ONE of the longest running series in gaming, Madden has struggled for consistency of late with its annualised revisions and refinements to its interpretation of American football.
Platforms: Xbox One (reviewed) / Playstation 4 / Xbox 360 / Playstation 3
Score: 8.5 / 10
2014, thankfully, is not a fallow year, with the latest edition finding EA in a thoughtful, challenging frame of mind and implementing some well-conceived changes to the formula.
For years, defence play has been a poor relation, with a tangible lack of control and accuracy over players tasked with stopping an opponent’s rush forward. Madden 15, however, offers some helpful aids that bring much-needed parity to the overall experience, allowing you to gauge in advance how far your lunge will reach and opt for a tackle that is either crunching or less aggressive.
Visually, the game has never looked better
Visually, the game has never looked better, with crisp and evocative recreations of star players and stadia, allied to a long overdue overhaul of the plays interface which makes matters a little bit more palatable for those unfamiliar with every nuance of the sport’s tactics. The physics engine is still far from perfect, with players occasionally going to ground too easily, but it represents a marked improvement on previous years.

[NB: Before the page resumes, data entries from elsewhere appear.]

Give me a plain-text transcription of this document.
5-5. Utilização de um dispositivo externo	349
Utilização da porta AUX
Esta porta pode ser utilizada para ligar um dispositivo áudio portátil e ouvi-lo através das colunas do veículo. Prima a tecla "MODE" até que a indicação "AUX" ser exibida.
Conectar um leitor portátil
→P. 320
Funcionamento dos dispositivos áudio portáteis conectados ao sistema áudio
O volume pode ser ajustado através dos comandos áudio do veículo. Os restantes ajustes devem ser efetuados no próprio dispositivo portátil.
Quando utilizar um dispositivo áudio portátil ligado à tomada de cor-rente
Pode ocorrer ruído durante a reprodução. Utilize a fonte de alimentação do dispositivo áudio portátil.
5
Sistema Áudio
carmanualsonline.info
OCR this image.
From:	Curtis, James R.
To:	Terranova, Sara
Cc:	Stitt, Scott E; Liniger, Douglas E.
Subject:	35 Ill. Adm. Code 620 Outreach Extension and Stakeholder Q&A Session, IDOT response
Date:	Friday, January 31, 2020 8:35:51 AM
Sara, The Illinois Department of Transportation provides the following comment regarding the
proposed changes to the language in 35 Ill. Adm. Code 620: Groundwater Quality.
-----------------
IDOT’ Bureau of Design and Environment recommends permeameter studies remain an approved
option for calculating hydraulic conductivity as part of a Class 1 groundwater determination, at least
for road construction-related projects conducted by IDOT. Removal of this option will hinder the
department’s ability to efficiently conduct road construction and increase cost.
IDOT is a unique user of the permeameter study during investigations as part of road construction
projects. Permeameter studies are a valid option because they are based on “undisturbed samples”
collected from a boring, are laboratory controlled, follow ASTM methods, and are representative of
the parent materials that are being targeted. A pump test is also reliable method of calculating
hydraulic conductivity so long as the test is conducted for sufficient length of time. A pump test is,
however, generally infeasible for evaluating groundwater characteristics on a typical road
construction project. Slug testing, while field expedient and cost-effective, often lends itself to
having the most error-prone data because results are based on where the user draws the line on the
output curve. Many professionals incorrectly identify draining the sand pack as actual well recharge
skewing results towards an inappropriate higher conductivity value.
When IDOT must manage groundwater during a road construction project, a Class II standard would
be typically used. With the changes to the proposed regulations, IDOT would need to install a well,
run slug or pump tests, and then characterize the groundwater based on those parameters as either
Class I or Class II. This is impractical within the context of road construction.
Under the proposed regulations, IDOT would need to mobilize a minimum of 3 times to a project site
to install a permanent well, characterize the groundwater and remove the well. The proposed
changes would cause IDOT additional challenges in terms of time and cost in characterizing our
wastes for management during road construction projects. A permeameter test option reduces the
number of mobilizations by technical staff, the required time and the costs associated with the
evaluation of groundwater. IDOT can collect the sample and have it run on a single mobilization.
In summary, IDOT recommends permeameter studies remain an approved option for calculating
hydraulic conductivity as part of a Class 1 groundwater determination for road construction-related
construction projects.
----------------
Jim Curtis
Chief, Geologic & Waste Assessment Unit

For all the intelligent strategy its smorgasbord of play options appears to promote, the latest instalment continues the longstanding Madden tradition of rewarding physicality above all else. Whether defending or attacking, speed is paramount during matches, almost harking back to the early days of ISS and its prized, lightning-quick wingers. It makes for exhilarating plays, alright, but hardly incentivises tactical thought.
Chance and uncertainty
While velocity is one of the hallmarks of Madden 15, another is flow. EA’s representation of American football is now much better at capturing the ebbs and shifts in momentum during games. It is now possible, if not easy, to break out of tackles and secure interceptions and fumbles, adding a welcome element of chance and uncertainty to proceedings without turning it into a chance-based stramash.
After its disappointing first foray onto the next gen consoles with Madden 25, EA has upped its game considerably. There are a few grating issues that still need to be ironed out (and the commentary, unfortunately, is is uninspired as ever) but Madden 15 provides a clear and convincing to upgrade. It is the best version of the game yet.
TIPS AND TRICKS:
1) The new tackling options give a welcome depth and choice to the defensive side of things, but do not automatically rely on the crunching option. For the most part, a basic tackle (the A button on Xbox One) will suffice.
2) Make sure you know your quarterback’s strengths and weakness. Looking at the stats will give you a good indication of their passing ability and speed.
3) The skills trainer is an ideal way to learn the game, especially for those who may not have as in-depth a knowledge of the sport as a US audience.